The other major significant bottleneck is the process bottleneck.  The situations for this vary widely but usually fall into one of two categories. Either this process is a modestly complex one that your team performs many times per day or week, OR this is one of those complex processes that is vital to your business even if performed less routinely. For a service business, maybe it looks like a fairly common fix, but one which your teams perform differently. Maybe your other employees keep calling that one guy over and over to see how he completed this task.  

Warning signs: 

  • Constant firefighting, hiccups, or delays for the same operation or procedure 
  • Frequent “workarounds” OR everyone just calls Jim to do it. 
  • Everyone has their own way of doing things.  
  • Tasks fall through the cracks.  

Solution:  

As we’ve said before, establishing clear, effective processes that address the bulk of what you do day-to-day (as much as possible, anyway) goes a long way in freeing up your time, making operations smoother, and preventing constant snags or firefighting.  

Technology Bottlenecks

Obviously, in our business, we see this all the time.  Many times it’s the proverbial frog in the boiling pot of water – over time, hardware and networks get slower and more clunky until they are genuine problems.  The typical reaction here is to go out to Big Tech Box Store and buy a piece of hardware off the shelf, OR, in some cases to get Google or ChatGPT’s help to buy a piece of hardware that may or may not make sense in your network. Or, that seemingly tech-savvy gets things working again after an issue arises, only you to find out later that temporary workaround created massive complexities in your network (we see this ALL THE TIME). 

Warning signs: 

  • Employees complain about slow computers or network. 
  • Internet outages, network failures, or hardware /software hiccups halt productivity.  
  • Security requirements make simple tasks difficult. 
  • Multiple systems store the same information. 
  • People invent manual workarounds.  

Solution:  

The solution here is simply that you need the right hardware which is robust and appropriate to your situation.  You need cybersecurity and software maintenance plans / awareness.  You need a clean, effective network rather than a tangled collection of workarounds.  If you can’t do that yourself or don’t have the time, you need an IT Managed Service Provider to do it for you. 

Decision Bottlenecks

This goes back to the first bottleneck, but deserves to be mentioned by itself.  Many growing businesses unknowingly create these bottlenecks where everything requires approval. Every customer issue goes to the owner. Every purchase needs a meeting. Every exception becomes a discussion. Eventually, leaders spend their entire day answering questions instead of leading the business. 

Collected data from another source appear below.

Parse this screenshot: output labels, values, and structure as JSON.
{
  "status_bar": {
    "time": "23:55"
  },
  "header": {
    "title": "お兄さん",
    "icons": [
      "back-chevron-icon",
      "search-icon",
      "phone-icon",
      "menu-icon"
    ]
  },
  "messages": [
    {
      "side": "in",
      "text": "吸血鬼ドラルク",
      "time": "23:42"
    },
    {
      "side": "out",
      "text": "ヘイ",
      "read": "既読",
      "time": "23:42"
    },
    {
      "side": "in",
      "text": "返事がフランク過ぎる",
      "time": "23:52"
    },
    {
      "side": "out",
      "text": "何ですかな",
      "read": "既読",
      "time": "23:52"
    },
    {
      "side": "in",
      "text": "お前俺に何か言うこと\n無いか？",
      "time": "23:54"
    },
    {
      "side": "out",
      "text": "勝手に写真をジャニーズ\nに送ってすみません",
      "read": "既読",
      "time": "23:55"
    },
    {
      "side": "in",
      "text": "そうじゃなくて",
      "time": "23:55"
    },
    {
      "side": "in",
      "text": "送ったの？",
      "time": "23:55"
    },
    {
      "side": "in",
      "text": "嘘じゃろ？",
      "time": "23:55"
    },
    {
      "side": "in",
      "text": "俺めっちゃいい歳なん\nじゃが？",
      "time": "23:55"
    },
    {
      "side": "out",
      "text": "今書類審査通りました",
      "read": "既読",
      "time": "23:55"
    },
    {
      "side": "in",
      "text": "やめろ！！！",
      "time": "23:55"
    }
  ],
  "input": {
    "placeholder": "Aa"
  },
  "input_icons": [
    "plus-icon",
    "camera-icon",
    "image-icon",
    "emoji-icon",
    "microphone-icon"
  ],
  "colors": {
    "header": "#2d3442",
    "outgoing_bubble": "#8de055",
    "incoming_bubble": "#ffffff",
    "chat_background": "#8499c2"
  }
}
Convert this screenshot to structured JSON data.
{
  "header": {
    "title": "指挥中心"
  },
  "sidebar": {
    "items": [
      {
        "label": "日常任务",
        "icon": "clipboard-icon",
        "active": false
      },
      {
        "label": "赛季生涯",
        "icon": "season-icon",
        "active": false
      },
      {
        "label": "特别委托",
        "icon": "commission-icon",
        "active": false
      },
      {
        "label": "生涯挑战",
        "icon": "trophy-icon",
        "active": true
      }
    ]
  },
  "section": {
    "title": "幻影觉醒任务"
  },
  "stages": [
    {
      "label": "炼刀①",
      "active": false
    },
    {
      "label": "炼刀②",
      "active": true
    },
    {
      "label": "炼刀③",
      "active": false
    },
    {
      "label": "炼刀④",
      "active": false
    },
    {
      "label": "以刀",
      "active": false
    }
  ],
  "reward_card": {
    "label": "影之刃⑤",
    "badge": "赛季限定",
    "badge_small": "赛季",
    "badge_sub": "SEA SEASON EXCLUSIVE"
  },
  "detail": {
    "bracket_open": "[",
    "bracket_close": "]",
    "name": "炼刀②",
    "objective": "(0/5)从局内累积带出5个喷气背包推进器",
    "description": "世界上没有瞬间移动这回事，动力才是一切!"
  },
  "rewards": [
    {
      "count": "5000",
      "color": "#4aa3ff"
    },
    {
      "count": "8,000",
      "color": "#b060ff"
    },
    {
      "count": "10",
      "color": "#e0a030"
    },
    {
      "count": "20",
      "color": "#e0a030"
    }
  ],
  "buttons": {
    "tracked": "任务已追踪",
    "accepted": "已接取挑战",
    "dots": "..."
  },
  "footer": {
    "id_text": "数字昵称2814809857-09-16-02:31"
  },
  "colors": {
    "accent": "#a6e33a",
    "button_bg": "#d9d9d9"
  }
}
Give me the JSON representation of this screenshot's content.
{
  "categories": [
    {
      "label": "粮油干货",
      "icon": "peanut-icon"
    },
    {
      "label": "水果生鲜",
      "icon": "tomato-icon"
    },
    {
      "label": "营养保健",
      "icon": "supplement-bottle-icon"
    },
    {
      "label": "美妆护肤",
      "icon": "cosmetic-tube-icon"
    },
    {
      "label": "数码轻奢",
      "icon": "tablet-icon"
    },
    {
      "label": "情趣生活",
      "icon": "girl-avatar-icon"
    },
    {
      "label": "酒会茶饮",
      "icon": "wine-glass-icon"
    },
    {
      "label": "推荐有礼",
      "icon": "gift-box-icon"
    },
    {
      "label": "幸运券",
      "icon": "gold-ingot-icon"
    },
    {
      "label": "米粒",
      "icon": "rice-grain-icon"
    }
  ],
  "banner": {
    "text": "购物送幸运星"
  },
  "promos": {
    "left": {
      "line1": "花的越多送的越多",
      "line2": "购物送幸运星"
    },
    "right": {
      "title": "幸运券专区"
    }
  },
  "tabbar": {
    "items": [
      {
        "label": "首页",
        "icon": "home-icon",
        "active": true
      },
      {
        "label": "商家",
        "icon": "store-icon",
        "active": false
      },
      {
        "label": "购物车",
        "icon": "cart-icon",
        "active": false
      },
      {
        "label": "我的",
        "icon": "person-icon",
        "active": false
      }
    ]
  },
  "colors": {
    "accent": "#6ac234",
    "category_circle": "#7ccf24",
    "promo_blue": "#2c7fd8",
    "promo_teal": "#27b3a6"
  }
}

Ironically, the company becomes less agile as it grows. 

Warning signs: 

  • Employees wait for permission.  
  • Managers become overwhelmed.  
  • Decisions take days instead of hours.  
  • Leadership works “in” the business instead of “on” it.  

Solution:  

Business owners need to plan and execute delegating decisions.  This is obviously easier said than done, and as we said above, it is an aspirational goal.  Ideally, you the business owner need to be making decisions only on the biggest, most important, strategic decisions.  Day-to-day decisions should be off your place.  That means defining who’s in charge of what, documenting policies and procedures, and encouraging employees to make routine decisions.  It’s not realistic for your average SMB owner to be like Jeff Bezos, making decisions only about the most vital decisions regarding the future of his company.  But it is realistic for you to spend more of your time on those decisions rather than mundane ones which don’t require your experience and expertise. 

Closing

As businesses grow, complexity grows with them. New employees, new customers, new software, and new responsibilities all introduce opportunities for work to slow down. The businesses that scale successfully aren’t necessarily the ones with the most people or the newest technology.  Rather, they’re the ones that identify bottlenecks early and address them before they become habits.